We’ve been having taco Tuesday for a few months now and the boys are really loving it. Actually, who am I kidding? I love it too.

Especially since I started making my own low carb Zucchini Tortillas.


This egg & bacon version was inspired by Sarah Wilson’s latest book Simplicious Flow. And I love it because it helps me use more eggs that my chooks are producing in joyous abundance at the moment.


Plus by baking everything (apart from the bacon) in the oven, it’s much quicker and easier than warming tortillas in a pan. Plus it’s delicious, delicious, delicious!

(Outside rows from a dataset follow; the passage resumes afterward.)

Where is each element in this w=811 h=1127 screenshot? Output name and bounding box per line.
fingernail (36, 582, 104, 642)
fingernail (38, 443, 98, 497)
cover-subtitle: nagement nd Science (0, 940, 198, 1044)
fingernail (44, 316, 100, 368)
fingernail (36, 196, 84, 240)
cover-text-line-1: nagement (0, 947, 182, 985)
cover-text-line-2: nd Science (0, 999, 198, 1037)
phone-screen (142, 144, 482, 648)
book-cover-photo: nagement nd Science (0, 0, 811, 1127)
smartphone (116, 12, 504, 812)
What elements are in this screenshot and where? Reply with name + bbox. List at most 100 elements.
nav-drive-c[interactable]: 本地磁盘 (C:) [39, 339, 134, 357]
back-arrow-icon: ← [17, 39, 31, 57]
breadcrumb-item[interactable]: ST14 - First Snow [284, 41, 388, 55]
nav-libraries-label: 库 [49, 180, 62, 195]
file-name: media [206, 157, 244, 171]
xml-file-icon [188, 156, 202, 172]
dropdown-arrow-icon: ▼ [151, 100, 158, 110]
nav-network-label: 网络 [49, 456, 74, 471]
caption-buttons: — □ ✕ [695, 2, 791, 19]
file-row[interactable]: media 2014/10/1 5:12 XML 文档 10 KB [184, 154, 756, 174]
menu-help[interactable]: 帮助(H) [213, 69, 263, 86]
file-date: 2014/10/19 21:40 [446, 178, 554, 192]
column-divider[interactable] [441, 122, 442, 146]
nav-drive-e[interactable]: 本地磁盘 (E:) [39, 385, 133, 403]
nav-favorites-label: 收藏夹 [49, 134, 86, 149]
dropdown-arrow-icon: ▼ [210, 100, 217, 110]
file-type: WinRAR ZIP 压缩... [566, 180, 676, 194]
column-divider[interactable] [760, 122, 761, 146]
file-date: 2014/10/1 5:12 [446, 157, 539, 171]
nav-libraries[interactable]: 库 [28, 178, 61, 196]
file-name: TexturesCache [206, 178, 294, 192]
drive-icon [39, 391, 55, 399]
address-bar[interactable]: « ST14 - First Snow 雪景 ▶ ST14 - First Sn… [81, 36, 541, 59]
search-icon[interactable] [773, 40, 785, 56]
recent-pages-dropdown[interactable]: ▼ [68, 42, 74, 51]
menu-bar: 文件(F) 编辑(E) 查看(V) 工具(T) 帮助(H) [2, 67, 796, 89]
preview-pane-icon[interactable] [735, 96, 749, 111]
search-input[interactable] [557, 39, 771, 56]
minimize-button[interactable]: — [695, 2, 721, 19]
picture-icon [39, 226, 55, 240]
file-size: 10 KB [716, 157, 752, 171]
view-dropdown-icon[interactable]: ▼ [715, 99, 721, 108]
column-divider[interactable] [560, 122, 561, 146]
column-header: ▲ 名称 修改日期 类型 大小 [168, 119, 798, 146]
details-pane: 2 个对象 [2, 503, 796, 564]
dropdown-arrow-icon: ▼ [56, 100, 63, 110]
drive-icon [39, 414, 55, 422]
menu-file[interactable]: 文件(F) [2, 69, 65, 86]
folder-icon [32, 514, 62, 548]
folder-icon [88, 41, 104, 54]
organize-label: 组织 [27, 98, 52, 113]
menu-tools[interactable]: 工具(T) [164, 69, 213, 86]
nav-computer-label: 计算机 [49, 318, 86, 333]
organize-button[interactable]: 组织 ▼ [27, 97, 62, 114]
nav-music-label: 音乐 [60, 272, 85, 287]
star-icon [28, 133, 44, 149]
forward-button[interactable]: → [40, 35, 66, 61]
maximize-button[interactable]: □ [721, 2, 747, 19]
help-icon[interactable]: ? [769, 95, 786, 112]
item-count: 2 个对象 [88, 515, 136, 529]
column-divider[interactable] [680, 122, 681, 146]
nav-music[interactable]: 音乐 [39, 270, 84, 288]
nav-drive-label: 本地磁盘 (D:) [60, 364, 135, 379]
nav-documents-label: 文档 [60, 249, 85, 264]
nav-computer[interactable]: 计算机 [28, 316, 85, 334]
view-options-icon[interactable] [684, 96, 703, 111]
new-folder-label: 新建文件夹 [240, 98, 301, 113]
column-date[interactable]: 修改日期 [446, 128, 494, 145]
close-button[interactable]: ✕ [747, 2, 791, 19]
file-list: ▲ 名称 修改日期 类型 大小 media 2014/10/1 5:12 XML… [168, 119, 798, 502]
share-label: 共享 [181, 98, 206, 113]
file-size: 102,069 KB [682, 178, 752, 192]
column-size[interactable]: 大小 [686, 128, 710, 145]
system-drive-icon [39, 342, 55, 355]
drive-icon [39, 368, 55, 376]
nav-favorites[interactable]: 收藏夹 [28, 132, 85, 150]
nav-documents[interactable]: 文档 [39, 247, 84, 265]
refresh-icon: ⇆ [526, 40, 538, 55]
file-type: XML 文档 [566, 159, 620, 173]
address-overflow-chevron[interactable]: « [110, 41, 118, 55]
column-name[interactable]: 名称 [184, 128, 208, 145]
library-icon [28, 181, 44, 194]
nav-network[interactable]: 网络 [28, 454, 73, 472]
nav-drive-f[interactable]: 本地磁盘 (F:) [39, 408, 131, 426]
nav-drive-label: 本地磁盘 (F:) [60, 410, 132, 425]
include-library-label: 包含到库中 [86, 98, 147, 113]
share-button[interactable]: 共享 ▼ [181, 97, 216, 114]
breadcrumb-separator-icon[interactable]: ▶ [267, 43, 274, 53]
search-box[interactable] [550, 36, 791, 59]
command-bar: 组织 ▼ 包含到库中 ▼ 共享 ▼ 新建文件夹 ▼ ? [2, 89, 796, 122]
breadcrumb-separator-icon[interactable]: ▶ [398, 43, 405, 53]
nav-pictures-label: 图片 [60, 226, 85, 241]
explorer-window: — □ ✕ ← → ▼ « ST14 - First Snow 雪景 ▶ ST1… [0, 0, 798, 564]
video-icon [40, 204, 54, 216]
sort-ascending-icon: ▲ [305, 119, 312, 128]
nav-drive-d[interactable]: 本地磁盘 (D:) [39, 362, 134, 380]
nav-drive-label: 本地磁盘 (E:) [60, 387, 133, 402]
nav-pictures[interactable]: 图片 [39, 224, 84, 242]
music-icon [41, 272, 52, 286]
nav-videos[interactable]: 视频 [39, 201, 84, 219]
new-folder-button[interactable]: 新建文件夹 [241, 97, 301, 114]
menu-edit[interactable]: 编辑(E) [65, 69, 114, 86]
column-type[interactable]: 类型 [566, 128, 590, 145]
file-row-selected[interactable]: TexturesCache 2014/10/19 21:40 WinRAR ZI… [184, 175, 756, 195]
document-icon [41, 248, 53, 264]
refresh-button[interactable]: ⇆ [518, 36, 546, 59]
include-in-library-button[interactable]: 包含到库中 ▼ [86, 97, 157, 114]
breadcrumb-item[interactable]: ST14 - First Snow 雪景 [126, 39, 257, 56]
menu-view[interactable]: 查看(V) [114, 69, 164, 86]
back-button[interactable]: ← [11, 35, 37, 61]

This makes a light meal for 2. Hungry people might like to double it.

Course Dinner
Cuisine Mexican
Keyword bacon, dinner, egg, hot sauce, simple, Tacos
Total Time 15 minutes
Servings 2 people

Ingredients

  • 4 tortillas / zucchini tortillas
  • 100 g (3.5oz) grated cheese
  • 4 eggs
  • 4-8 slices bacon
  • small bunch coriander to serve
  • hot sauce or chilli oil to serve

Instructions

  1. Turn oven on to 200C / 400F. Place tortillas on a large baking tray. Spread cheese in circles around the outer rim of each tortilla to make a nest for the egg to sit in. Crack and egg into each ‘nest’.
  2. Bake for 10 minutes or until the eggs are cooked to your liking and the cheese is lovely and melted. While the tortillas are cooking, fry the bacon in a small frying pan until browned and starting to crisp.
  3. When the tortillas are cooked, divide between two plates. Top with cooked bacon and coriander leaves and serve hot sauce / chilli oil on the table for everyone to add their own.